El Nuevo Periodismo se queda huérfano. El escritor estadounidense Tom Wolfe falleció el pasado lunes a los 87 años en Nueva York, la ciudad que retrató sin piedad y con sarcástica comprensión. El autor de la muy celebrada novela La hoguera de las vanidades o El coqueto aerodinámico rocanrol color caramelo de ron sufría una neumonía y había sido hospitalizado por infección en un hospital de Manhattan.

Aunque nacido en Richmond (Virginia) en 1931, Wolfe era tan neoyorquino como el Empire State Building, un icono cultural de una ciudad a la que llegó en 1962 para teclear sus primeras palabras artilleras en The New York Herald Tribune. Su destino estaba escrito y era de los que no prescriben nunca: hacer periodismo con la literatura, hacer literatura con el periodismo.

Tuvo el apoyo inmediato y aleccionador del director Clay Felker, uno de esos jefes alérgicos al presentismo en las redacciones que quieren ver a sus redactores lejos de las sillas y buscando vías alternativas al tráfico informativo. Un ideario que encajaba como un sombrero blanco en las pretensiones de un Wolfe que estaba dispuesto a entrar a fondo en la información aplicando formas rompedoras en las que la puntuación es de libre disposición y la narración admite todo tipo de agresiones si ayuda a darle la mayor fuerza posible, a extraer de ella causas, efectos y consecuencias.

Wolfe tenía una vista privilegiada y un radar en los oídos que permitía captar todos los detalles y quedarse con todas las conversaciones. Puso la primera piedra en aquellos tormentosos años 60 y otros talentos descomunales como Truman Capote o Gay Talese ayudaron a levantar un edificio que pronto estuvo muy concurrido de firmas, y no siempre bienvenidas.
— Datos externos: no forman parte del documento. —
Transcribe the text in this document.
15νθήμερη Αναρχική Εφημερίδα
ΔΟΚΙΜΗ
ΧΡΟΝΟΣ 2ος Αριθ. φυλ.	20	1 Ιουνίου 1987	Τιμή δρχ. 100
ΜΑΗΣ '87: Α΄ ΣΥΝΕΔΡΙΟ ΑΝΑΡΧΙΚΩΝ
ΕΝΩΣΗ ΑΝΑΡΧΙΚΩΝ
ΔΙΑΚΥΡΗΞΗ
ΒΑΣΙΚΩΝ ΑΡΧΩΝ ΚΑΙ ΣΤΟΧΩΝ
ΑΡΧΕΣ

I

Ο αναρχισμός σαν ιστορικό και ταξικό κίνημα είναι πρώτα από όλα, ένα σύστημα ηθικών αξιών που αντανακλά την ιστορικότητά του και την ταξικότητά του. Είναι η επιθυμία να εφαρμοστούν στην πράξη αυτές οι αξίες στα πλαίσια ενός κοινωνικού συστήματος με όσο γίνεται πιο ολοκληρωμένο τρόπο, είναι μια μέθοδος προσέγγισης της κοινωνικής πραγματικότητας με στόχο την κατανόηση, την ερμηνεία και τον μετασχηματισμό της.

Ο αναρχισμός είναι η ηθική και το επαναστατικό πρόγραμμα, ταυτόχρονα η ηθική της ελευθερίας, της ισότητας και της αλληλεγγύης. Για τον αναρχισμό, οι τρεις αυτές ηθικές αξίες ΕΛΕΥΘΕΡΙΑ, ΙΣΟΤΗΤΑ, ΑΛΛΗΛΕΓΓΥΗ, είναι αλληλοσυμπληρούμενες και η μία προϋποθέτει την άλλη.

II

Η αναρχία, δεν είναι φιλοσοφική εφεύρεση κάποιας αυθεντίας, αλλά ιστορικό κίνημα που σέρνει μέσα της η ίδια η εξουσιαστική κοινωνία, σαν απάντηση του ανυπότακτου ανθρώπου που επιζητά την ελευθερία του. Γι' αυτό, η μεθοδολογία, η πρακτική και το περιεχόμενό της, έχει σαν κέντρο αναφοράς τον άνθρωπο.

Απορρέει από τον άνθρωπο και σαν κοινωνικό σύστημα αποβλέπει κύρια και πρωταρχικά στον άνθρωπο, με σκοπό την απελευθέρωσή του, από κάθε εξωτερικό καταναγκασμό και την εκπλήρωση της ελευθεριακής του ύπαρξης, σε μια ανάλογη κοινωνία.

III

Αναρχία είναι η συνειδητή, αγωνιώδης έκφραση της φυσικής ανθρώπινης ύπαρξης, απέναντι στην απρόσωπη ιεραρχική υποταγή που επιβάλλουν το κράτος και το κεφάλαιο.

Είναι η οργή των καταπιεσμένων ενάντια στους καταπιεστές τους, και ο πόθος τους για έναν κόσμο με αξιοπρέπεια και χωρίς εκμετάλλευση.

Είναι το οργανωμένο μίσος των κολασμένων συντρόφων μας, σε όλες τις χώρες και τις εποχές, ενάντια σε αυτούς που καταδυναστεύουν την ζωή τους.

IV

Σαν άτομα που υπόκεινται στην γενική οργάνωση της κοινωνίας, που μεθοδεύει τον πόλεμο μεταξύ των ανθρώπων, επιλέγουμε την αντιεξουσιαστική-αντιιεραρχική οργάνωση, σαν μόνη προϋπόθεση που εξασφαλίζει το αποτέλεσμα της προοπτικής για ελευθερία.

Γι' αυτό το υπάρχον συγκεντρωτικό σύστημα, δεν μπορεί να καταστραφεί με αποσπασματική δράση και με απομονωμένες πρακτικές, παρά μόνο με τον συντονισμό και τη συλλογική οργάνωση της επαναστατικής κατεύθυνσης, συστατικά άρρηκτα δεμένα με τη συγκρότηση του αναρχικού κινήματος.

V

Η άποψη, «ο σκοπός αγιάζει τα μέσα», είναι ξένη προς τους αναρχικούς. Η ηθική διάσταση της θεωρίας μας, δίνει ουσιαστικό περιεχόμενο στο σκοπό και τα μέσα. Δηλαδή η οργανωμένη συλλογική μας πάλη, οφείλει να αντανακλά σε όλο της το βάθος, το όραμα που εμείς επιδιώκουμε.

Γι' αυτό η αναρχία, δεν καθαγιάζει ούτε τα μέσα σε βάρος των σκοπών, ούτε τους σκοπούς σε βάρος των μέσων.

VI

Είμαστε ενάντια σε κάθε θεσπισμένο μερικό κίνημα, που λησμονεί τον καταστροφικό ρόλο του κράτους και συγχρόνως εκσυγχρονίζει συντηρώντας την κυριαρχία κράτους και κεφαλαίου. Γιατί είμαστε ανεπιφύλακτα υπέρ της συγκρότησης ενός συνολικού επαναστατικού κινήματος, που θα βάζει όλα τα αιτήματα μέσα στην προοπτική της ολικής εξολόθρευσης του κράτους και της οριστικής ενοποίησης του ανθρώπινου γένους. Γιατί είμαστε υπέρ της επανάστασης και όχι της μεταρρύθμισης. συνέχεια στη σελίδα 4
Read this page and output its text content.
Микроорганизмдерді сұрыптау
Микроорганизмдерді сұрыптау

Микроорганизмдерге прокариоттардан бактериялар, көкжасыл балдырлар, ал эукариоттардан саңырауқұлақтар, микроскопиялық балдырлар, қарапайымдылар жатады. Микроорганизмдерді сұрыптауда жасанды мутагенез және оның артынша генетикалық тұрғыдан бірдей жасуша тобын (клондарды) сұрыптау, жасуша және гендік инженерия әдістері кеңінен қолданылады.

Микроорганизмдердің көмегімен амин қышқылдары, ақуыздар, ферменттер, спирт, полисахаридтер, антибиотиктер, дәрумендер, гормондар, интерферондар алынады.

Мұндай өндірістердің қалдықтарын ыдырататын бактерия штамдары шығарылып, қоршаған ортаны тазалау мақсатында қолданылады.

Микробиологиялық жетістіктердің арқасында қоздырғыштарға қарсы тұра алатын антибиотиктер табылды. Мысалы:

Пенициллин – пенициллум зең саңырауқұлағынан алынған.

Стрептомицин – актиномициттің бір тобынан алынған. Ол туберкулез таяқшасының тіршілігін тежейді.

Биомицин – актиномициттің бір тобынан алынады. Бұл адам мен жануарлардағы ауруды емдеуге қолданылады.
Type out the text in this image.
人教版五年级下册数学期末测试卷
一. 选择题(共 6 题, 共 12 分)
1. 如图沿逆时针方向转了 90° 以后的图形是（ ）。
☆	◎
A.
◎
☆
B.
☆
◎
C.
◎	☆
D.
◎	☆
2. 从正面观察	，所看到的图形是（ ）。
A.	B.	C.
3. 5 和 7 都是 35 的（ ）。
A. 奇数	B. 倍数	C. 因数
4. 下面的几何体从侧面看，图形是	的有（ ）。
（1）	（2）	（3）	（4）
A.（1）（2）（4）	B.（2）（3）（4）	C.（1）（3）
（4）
Los reportajes de Wolfe, que consideraba el Nuevo Periodismo como el género literario más vivo de la época echando a la cuneta a la esterilizada y decrépita novela, eran auténticos relatos veraces y feroces, pormenorizados y precisos, cargados de datos colaterales sobre atuendos, actitudes, peinados, verbo y corsés sociales, sin esculpir los diálogos para dejar que las personas (derivadas a personajes) se explayaran sin corte y mucha confección. Las crónicas de Wolfe son retratos y los retratos son crónicas. Podía hacerle cosquillas en La palabra pintada al mercado del arte o poner de cara a la pared aspectos corrompidos de su narcisista país en novelas como Todo un hombre, Bloody Miami, sobre todo, La hoguera de las vanidades, un avasallador bestseller -llevado al cine con escasa fortuna por Brian de Palma con un inapropiado Tom Hanks al frente- que no dejaba títere con cabeza en el inmenso teatro de marionetas codiciosas que fue el Nueva York de los años 80.

En el libro Ponche de ácido lisérgico (1968), Wolfe lograba una obra maestra de la novela de no ficción en un viaje ácido por los años sesenta junto a Ken Kesey, el autor de Alguien voló sobre el nido del cuco, y su equipo desmadrado de jóvenes radicales que van de costa a costa en un autobús de locura con el FBI a sus espaldas.

La banda de la casa de la bomba y otras crónicas de la era pop era un repaso disolvente a la era del pop y Lo que hay que tener (1979) se convertía en un reportaje memorable sobre la carrera espacial. En fin, por su parte, La Izquierda Exquisita & Mau-mauando al parachoques, era lo que Talese describió como "uno de los más espléndidos ejemplos de reportaje y crítica social que he leído nunca".

Del periodista Tom Wolfe, fallecido a los 87 años, se dijo que representa para el reportaje americano contemporáneo lo que el primer Salinger fue para la narrativa: una revolución con todas las letras.